2′ 24″ de Pascual Carbonell et Jeronimo Cornelles en tournée en Espagne par Irène Sadowska Guillon
Posté par angelique lagarde le 7 mars 2010
2′ 24″ Mise en scène à Valencia © Sergio Vega
2′ 24″
Texte de Pascual Carbonell et Jeronimo Cornelles
Mise en scène de Jeronimo Cornelles
Création de la compagnie Bramant Teatre de Valence – Espagne
Avec Victoria Salvador et Juan Mandli
En tournée en Espagne
Le temps d’une correspondance
Pascual Carbonel est fondateur et animateur de la compagnie alicantine Atiza !!! Teatro. Jeronimo Cornelles dirige la compagnie Bramant Teatre avec laquelle il a créé 2′ 24″. La pièce qui s’écrivait au fur et à mesure des lettres échangées par les deux auteurs est conçue sur la forme épistolaire et ponctuée par de brefs commentaires et dialogues entre les deux protagonistes.

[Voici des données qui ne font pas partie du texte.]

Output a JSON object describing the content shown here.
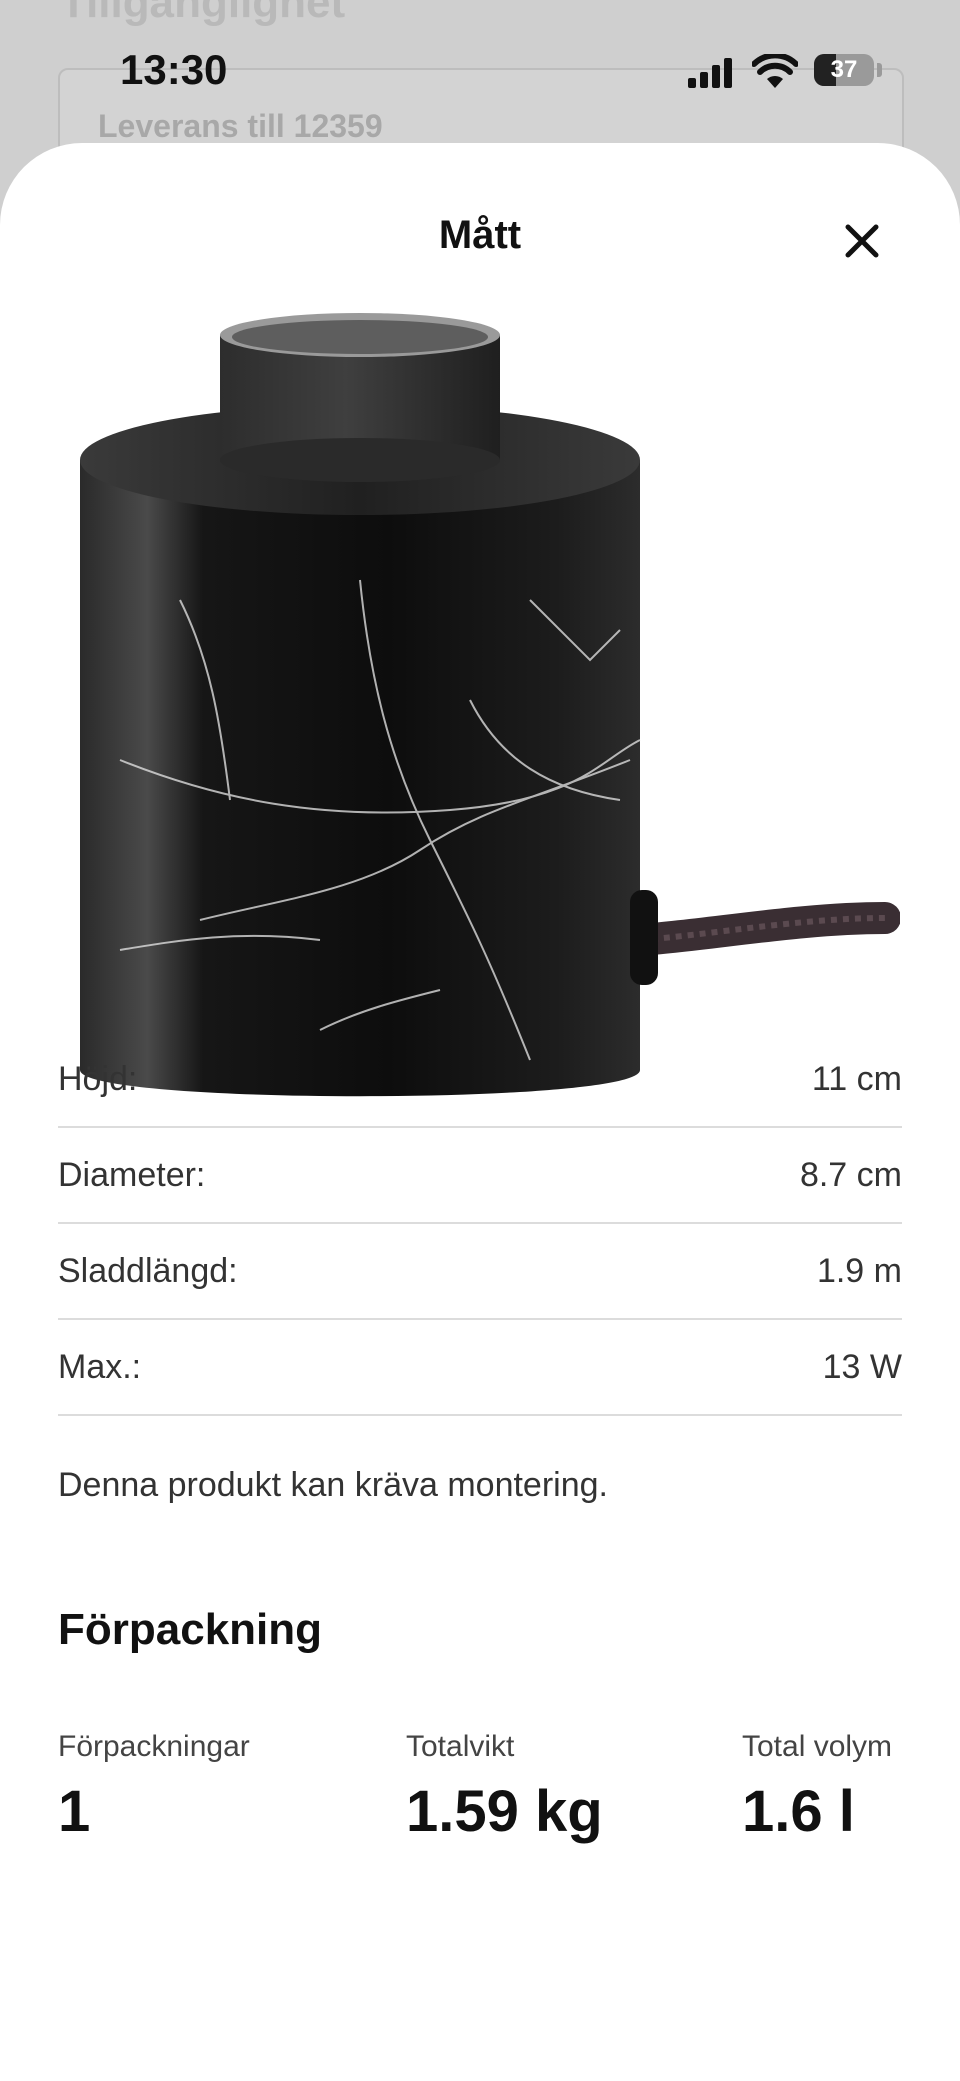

Pascual Carbonel (né à Alicante) et Jeronimo Cornelles (né à Miramar en Argentine) ont chacun trente-quatre ans et déjà des parcours d’auteurs, d’acteurs et de metteurs en scène notables et remarqués. Les deux auteurs réussissent remarquablement ici un thriller psychologique, à la frontière du réel, du fantasme et du délire.

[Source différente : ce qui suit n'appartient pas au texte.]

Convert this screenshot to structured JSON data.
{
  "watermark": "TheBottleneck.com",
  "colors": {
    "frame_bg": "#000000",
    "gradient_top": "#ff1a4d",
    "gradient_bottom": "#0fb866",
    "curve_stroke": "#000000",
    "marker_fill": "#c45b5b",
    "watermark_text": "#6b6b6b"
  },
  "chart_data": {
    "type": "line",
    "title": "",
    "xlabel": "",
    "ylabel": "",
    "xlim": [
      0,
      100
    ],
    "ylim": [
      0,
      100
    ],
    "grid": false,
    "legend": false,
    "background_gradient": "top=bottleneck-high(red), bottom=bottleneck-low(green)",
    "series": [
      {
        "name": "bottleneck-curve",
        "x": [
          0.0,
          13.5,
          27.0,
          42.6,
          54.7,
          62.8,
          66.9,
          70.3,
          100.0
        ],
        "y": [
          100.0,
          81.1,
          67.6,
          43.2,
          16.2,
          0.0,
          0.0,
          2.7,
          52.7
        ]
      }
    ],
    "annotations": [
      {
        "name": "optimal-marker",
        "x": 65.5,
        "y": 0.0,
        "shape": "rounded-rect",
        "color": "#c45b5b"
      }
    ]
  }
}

Un homme et une femme étrangers l’un à l’autre partagent quasi quotidiennement, dans un wagon de métro, un trajet de 2 minutes et 24 secondes entre deux stations. Un jour, l’homme laisse tomber par terre un bout de papier, une lettre adressée à la femme qui y répond le lendemain par le même procédé. Ainsi, par ces missives interposées, une relation s’établit entre l’homme, Marcos, et la femme anonyme. En laissant peu à peu transparaître leurs obsessions et leurs désirs, ces deux êtres frustrés et solitaires font d’une relation à priori innocente, un jeu de séduction, puis de domination, pervers et destructeur.

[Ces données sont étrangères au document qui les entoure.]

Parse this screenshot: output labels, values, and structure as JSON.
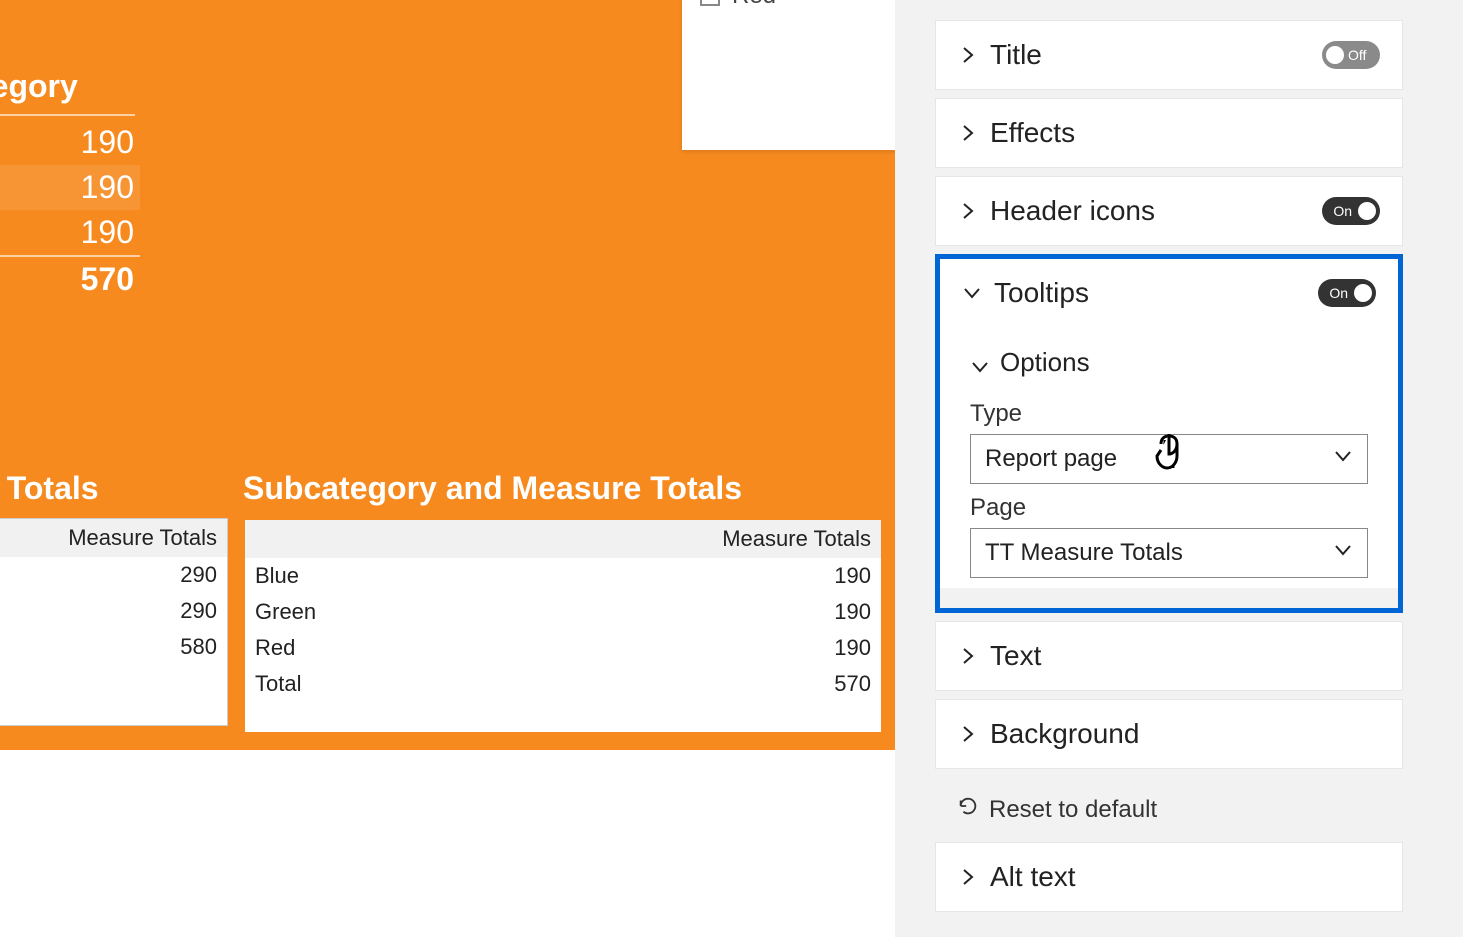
{
  "slicer": {
    "items": [
      "Red"
    ]
  },
  "upper": {
    "header": "tegory",
    "rows": [
      190,
      190,
      190
    ],
    "total": 570
  },
  "leftTable": {
    "title": "e Totals",
    "header_measure": "Measure Totals",
    "rows": [
      {
        "val": 290
      },
      {
        "val": 290
      },
      {
        "val": 580
      }
    ]
  },
  "subTable": {
    "title": "Subcategory and Measure Totals",
    "header_measure": "Measure Totals",
    "rows": [
      {
        "name": "Blue",
        "val": 190
      },
      {
        "name": "Green",
        "val": 190
      },
      {
        "name": "Red",
        "val": 190
      },
      {
        "name": "Total",
        "val": 570
      }
    ]
  },
  "format": {
    "title": {
      "label": "Title",
      "state": "Off"
    },
    "effects": {
      "label": "Effects"
    },
    "headerIcons": {
      "label": "Header icons",
      "state": "On"
    },
    "tooltips": {
      "label": "Tooltips",
      "state": "On",
      "options": {
        "label": "Options",
        "type": {
          "label": "Type",
          "value": "Report page"
        },
        "page": {
          "label": "Page",
          "value": "TT Measure Totals"
        }
      }
    },
    "text": {
      "label": "Text"
    },
    "background": {
      "label": "Background"
    },
    "reset": {
      "label": "Reset to default"
    },
    "altText": {
      "label": "Alt text"
    }
  }
}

Lui, Marcos, embourbé dans une existence médiocre, s’engouffre dans une passion amoureuse pour une femme inconnue dont il ne connaîtra jamais le nom et pour laquelle il accepte de tuer son épouse et sa fille. Elle, froide et manipulatrice, déploie tout un registre de tentation, de séduction, de sensualité, de provocation sexuelle, voire de domination, transformant Marcos en son objet de désir. Pour la conquérir, la posséder, atteindre « la tour enchantée », dans une sorte de parcours initiatique, il doit faire preuve d’une absolue soumission, d’obéissance et de sacrifice. L’inconnue lui fournira trois balles dont deux serviront à tuer sa femme et sa fille…Son réveil est brutal. La femme inconnue affirme qu’elle ne lui a jamais écrit aucune lettre.
Poursuite d’un rêve, du désir qui s’incarne dans un fantasme, fiction substituée au réel, la pièce ouvre sur une pluralité de lectures. Maniant avec finesse la métaphore, l’ellipse, l’incertitude, le suspense tenu jusqu’au bout, les deux auteurs font preuve d’une absolue maîtrise de la construction dramatique.
La mise en scène a toutefois du mal à créer cette zone à la frontière du réel, inquiétante, d’un vécu fantasmé, pourtant l’idée du décor est excellente. Sur toute la longueur d’une partie surélevée du plateau, un simple élément en tube évoque un banc de métro et au fond sur un grand écran sont projetées des images du métro dans un tunnel, de l’homme (jamais de la femme), du passage du temps, 2′ 24″ qui s’affiche. L’intégration du langage audiovisuel est parfaite : les images, les effets sonores, se fondent dans la dramaturgie et dans le jeu scénique. Enfin, notons un beau travail d’éclairages et un rythme parfaitement tenu.
La seule réserve concernerait le jeu des acteurs, deux personnalités affirmées et très populaires de la scène valencienne. Ni Juan Madli, ni Victoria Salvador n’arrivent à se débarrasser d’un certain réalisme pesant, parfois démonstratif. Victoria Salvador joue à fond les clichés de la domination, de la provocation, de la sensualité débridée, parfois presque dans la caricature. Trop présente, elle enlève le mystère, la substance chimérique, à son personnage, de sorte qu’on a du mal à croire qu’elle puisse être une création du désir, de l’imaginaire de Marcos.
La pièce nécessiterait sans doute une interprétation plus fine, plus troublante, plus dans le clair-obscur, laissant aux personnages leur part d’énigme.